Show $\mu$($E$) $=$ $\sum_{x_n\in E} a_n$ is a measure on $\mathcal P$($\Omega$).

Question

Let $\Omega$ be a nonempty set, $\{x_n\}_{n}$ a sequence of distinct elements of $\Omega$, and $\{a_n\}_{n}$ a sequence of nonnegative real numbers. For E $\subset$ $\Omega$, define $\mu$($E$) $=$ $\sum_{x_n\in E} a_n$.

I'm trying to show $\mu$ is a measure on $\mathcal P$($\Omega$).

I've already shown that condition (1) holds: Since $\{a_n\}_{n}$ is a sequence of nonnegative real numbers, we have $\mu$($E$) $=$ $\sum_{x_n\in E} a_n$. $\ge$ $0$ for all $E$ $\in$ $\mathcal P$($\Omega$).

However, I'm stuck showing that conditions (2) and (3) hold.
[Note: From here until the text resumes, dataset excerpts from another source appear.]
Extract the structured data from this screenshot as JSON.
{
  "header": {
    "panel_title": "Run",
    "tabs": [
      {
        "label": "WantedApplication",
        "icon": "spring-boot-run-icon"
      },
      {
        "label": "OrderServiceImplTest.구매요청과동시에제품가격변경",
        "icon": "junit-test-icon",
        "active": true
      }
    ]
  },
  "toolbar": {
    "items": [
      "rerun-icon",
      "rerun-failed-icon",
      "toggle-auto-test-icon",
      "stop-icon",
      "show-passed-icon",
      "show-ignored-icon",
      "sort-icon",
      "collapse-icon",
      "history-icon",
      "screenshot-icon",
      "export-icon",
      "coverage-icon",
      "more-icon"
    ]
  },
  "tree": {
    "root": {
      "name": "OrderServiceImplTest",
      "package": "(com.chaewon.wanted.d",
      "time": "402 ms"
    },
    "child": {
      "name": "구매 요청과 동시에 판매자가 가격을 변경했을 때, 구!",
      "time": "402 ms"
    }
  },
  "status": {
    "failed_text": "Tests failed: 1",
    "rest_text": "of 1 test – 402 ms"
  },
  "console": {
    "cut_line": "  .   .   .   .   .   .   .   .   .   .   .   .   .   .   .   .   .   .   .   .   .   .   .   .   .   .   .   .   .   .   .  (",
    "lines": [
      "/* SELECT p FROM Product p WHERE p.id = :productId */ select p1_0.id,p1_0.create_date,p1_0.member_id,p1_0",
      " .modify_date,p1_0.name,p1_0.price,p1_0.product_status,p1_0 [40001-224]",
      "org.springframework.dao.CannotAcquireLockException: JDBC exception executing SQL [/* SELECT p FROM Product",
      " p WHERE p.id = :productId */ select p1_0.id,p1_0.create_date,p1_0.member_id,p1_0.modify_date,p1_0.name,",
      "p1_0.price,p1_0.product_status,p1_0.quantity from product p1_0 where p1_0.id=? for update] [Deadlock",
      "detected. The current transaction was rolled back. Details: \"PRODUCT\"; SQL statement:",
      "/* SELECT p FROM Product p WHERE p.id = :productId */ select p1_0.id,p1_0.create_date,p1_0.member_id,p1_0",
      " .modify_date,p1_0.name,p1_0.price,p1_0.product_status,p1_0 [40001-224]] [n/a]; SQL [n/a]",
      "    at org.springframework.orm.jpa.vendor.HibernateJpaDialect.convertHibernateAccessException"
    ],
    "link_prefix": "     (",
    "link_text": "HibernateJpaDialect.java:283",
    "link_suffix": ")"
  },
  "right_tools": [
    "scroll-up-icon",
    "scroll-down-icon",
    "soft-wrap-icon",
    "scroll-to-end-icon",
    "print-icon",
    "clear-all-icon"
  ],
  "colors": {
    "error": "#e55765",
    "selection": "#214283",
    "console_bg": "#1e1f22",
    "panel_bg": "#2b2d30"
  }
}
That is, $\mu$($\emptyset$) $=$ $0$, and for a sequence $\{E_n\}_{n=1}^{\infty}$ of pairwise disjoint sets $\mu$(${\bigcup_{n=1}^{\infty}E_n}$)$=$$\sum_{n=1}^{\infty}$ $\mu$($E_n$)

Any suggestions?

Answer 1

You have actually already asked this question here. The connection with your previous question is that we are taking $\lambda$ to be counting measure, and if $f:\Bbb \{x_n\}_n\to[0,\infty)$ is a sequence, i.e., a measurable function, with $f(x_n) = a_n$, then $\int_E f\,d\lambda = \sum_{x_n\in E} a_n$ by definition.

For (2), the empty sum is $0$ by convention. For (3), use the monotone convergence theorem.